Pub Date: Aug. 2nd, 2022
ISBN: 978-0-593-48947-5
Publisher: Penguin Press

An account of growing up in institutions and foster care by a Harvard graduate and former Google employee.

After her parents divorced, Nietfeld’s father transitioned from male to female; her mother, who won custody, “was a hoarder with mental issues.” The family home became uninhabitable.
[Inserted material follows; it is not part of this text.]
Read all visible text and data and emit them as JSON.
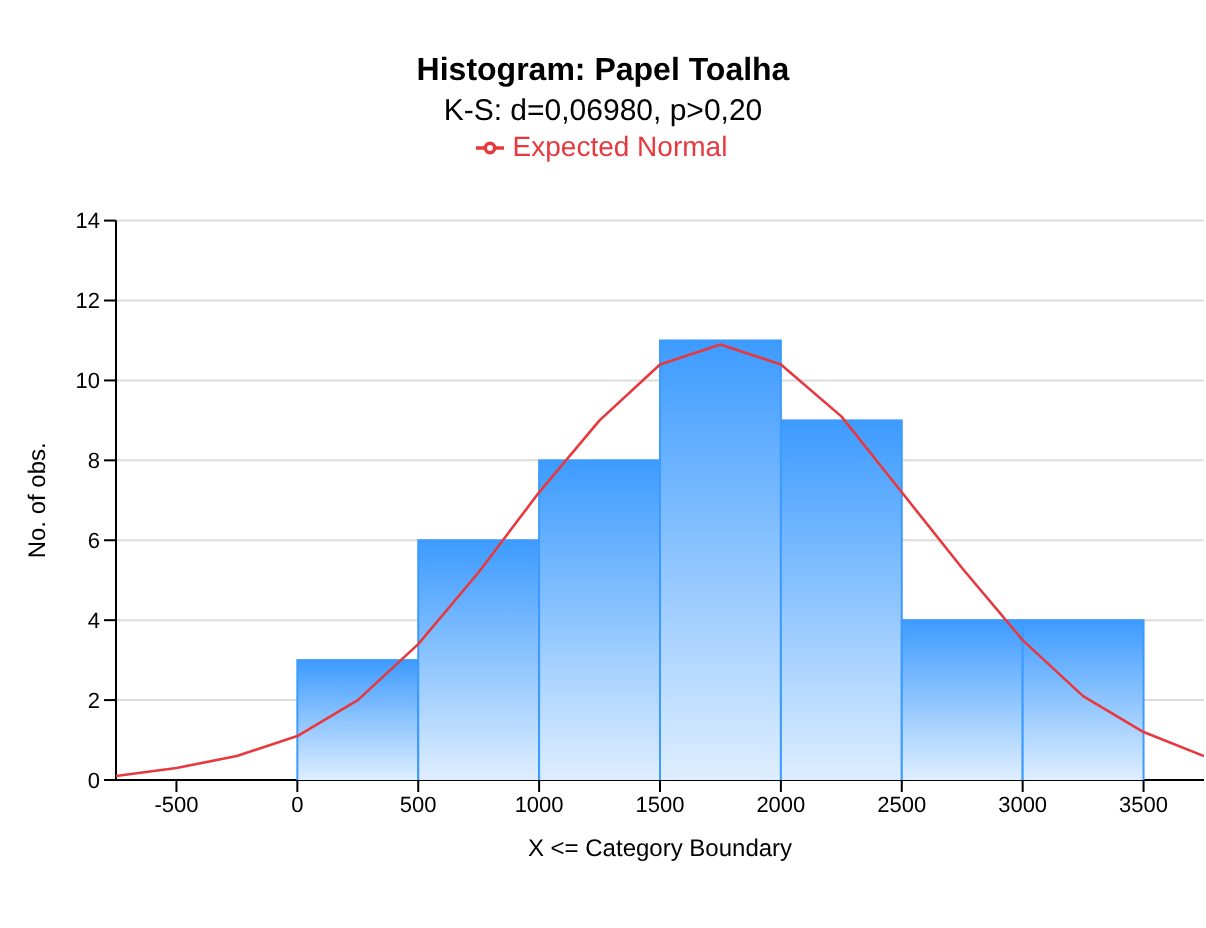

At 13, Nietfeld checked into a psych ward, “luxuriat[ing] in the endless hot water, the meals that came on trays,” and later attempted suicide. After talking to a social worker, she entered a residential eating disorder program. Over the course of the narrative, the author shows how her various diagnoses (bulimia, psychosis) were reactions to her mother’s inability to care for her. In fact, her mother’s willingness to let the state take custody of her only daughter appears almost blithe; she appears chiefly in cameos. The turning point in the narrative comes when, while institutionalized, Nietfeld became obsessed with getting into an Ivy League college, a dream no one took seriously. She learned that her success would be determined not merely by her GPA or SAT scores, but also by how much she was willing to mine her family history for admissions-essay fodder. She had to learn how to play the game: to be a “good survivor” and “exemplify post-traumatic growth, not post-traumatic stress disorder.” Though Nietfeld graduated from Harvard with a lucrative job offer from Google, this is not just a bootstrapping tale. The author offers a complex meditation on desperation, leveraging personal pain, and how the drive to achieve can be a gift and a pathology simultaneously. “All I’d wanted growing up was to read books and study, but instead I learned how few acceptable ways there were to need help,” she writes. “You had to be perfect, deserving, hurt in just the right way….Everyone who dealt with disadvantaged kids, from ther­apists to college admissions officers, treated us as if we could overcome any abuse or neglect with sheer force of will.”

A powerful memoir of overcoming adversity that also effectively interrogates the concept of meritocracy.